Detenga los escalofríos en las salas de cambio
Si alguna vez ha trabajado en una fábrica en un clima frío, sabe bien cómo es. Al entrar en la sala de cambio, hace mucho frío. La mayoría de los lugares utilizan esos viejos calefactores de aire forzado, pero son completamente inútiles. Calientan el aire, pero el calor se eleva directamente hacia el techo, y uno queda allí, con los calcetines puestos, temblando de frío.
Hemos encontrado una solución mejor. Colocamos calefactores de onda corta infrarroja justo en el techo.
Por qué funciona
Lo bueno de los calefactores infrarrojos es que no se preocupan por el aire; no intentan calentar toda la habitación. En lugar de eso, envían calor directamente a la piel y a la ropa. Es casi instantáneo: incluso si la temperatura en la habitación es de 5°C, en cuanto uno se encuentra bajo uno de estos dispositivos, siente el calor. Es como estar bajo el sol en un día de invierno.
Ajustar la potencia adecuada
Para hacer que una habitación fría se vuelva acogedora rápidamente, utilizamos dispositivos que generan mucha calor en un espacio reducido. Utilizamos vidrio de cuarzo para proteger los filamentos y asegurarnos de que el calor llegue sin obstáculos.
Pero no se pueden colocar arbitrariamente en cualquier lugar. Si el techo es muy alto, digamos 3 metros, se necesita más potencia y un haz de calor más concentrado. De lo contrario, el calor se dispersará y desaparecerá antes de llegar a las personas que están en el suelo.
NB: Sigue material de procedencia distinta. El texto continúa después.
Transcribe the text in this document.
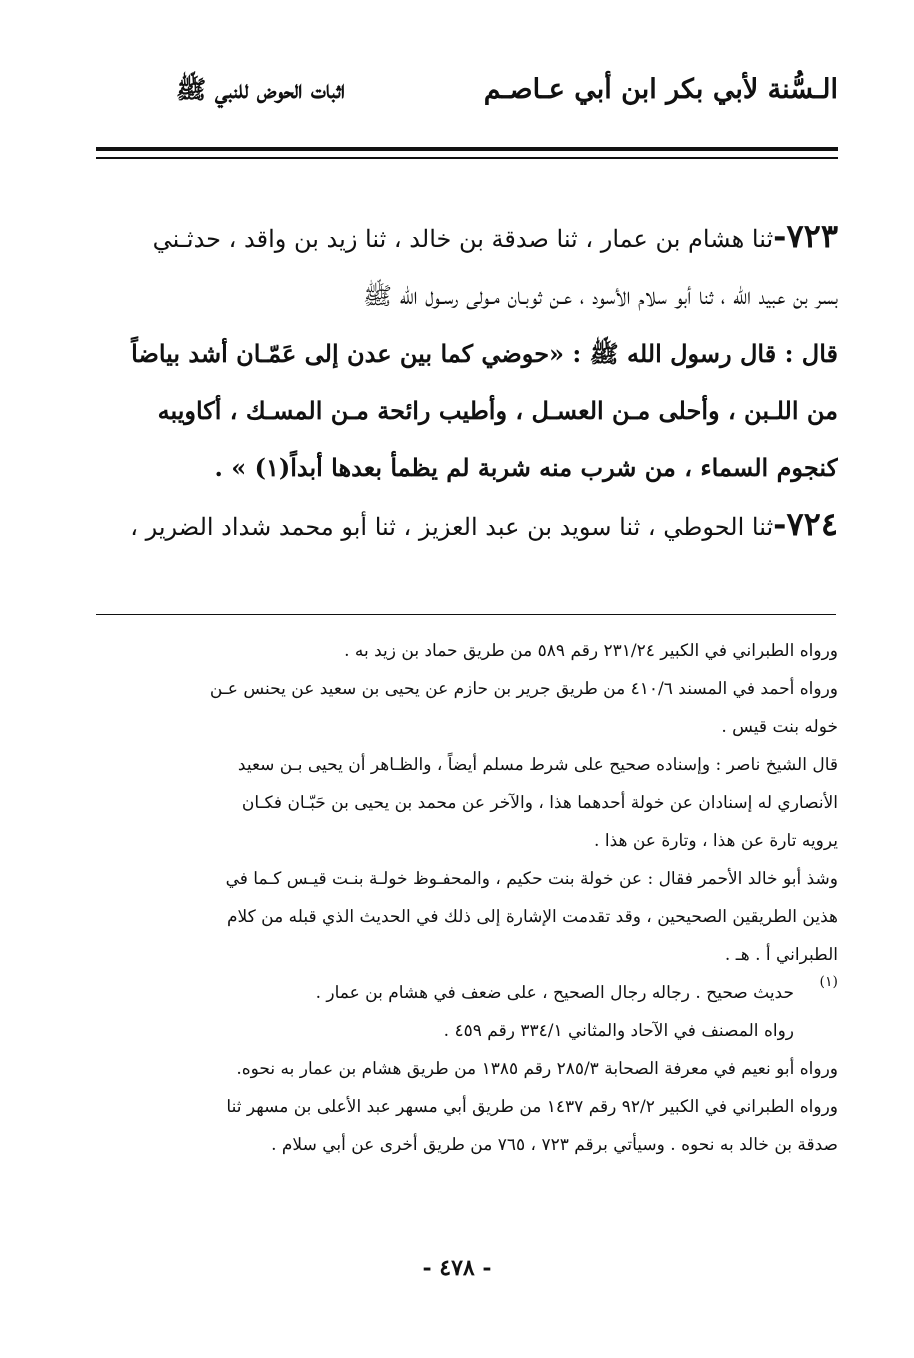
الـسُّنة لأبي بكر ابن أبي عـاصـم
اثبات الحوض للنبي ﷺ
٧٢٣-ثنا هشام بن عمار ، ثنا صدقة بن خالد ، ثنا زيد بن واقد ، حدثـني
بسر بن عبيد الله ، ثنا أبو سلام الأسود ، عـن ثوبـان مـولى رسـول الله ﷺ
قال : قال رسول الله ﷺ : «حوضي كما بين عدن إلى عَمّـان أشد بياضاً
من اللـبن ، وأحلى مـن العسـل ، وأطيب رائحة مـن المسـك ، أكاويبه
كنجوم السماء ، من شرب منه شربة لم يظمأ بعدها أبداً(١) » .
٧٢٤-ثنا الحوطي ، ثنا سويد بن عبد العزيز ، ثنا أبو محمد شداد الضرير ،
ورواه الطبراني في الكبير ٢٣١/٢٤ رقم ٥٨٩ من طريق حماد بن زيد به .
ورواه أحمد في المسند ٤١٠/٦ من طريق جرير بن حازم عن يحيى بن سعيد عن يحنس عـن
خوله بنت قيس .
قال الشيخ ناصر : وإسناده صحيح على شرط مسلم أيضاً ، والظـاهر أن يحيى بـن سعيد
الأنصاري له إسنادان عن خولة أحدهما هذا ، والآخر عن محمد بن يحيى بن حَبّـان فكـان
يرويه تارة عن هذا ، وتارة عن هذا .
وشذ أبو خالد الأحمر فقال : عن خولة بنت حكيم ، والمحفـوظ خولـة بنـت قيـس كـما في
هذين الطريقين الصحيحين ، وقد تقدمت الإشارة إلى ذلك في الحديث الذي قبله من كلام
الطبراني أ . هـ .
(١)
حديث صحيح . رجاله رجال الصحيح ، على ضعف في هشام بن عمار .
رواه المصنف في الآحاد والمثاني ٣٣٤/١ رقم ٤٥٩ .
ورواه أبو نعيم في معرفة الصحابة ٢٨٥/٣ رقم ١٣٨٥ من طريق هشام بن عمار به نحوه.
ورواه الطبراني في الكبير ٩٢/٢ رقم ١٤٣٧ من طريق أبي مسهر عبد الأعلى بن مسهر ثنا
صدقة بن خالد به نحوه . وسيأتي برقم ٧٢٣ ، ٧٦٥ من طريق أخرى عن أبي سلام .
- ٤٧٨ -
Instalación (y sus limitaciones)
La buena noticia es que son fáciles de instalar. Básicamente, se colocan en los mismos lugares donde van las luces industriales convencionales. También utilizamos conectores robustos, ya que estos dispositivos consumen mucha corriente y no queremos que sus terminales se sobrecalienten.
Pero hay una limitación: debido a la intensidad de estos calefactores, se crean “puntos calientes”. Si se colocan al azar, habrá zonas muy calientes y otras zonas aún heladas. Es necesario planificar cuidadosamente la disposición de los calefactores. El objetivo es crear un “manto” uniforme de calor en toda la habitación, para que todos los trabajadores disfruten del mismo nivel de confort.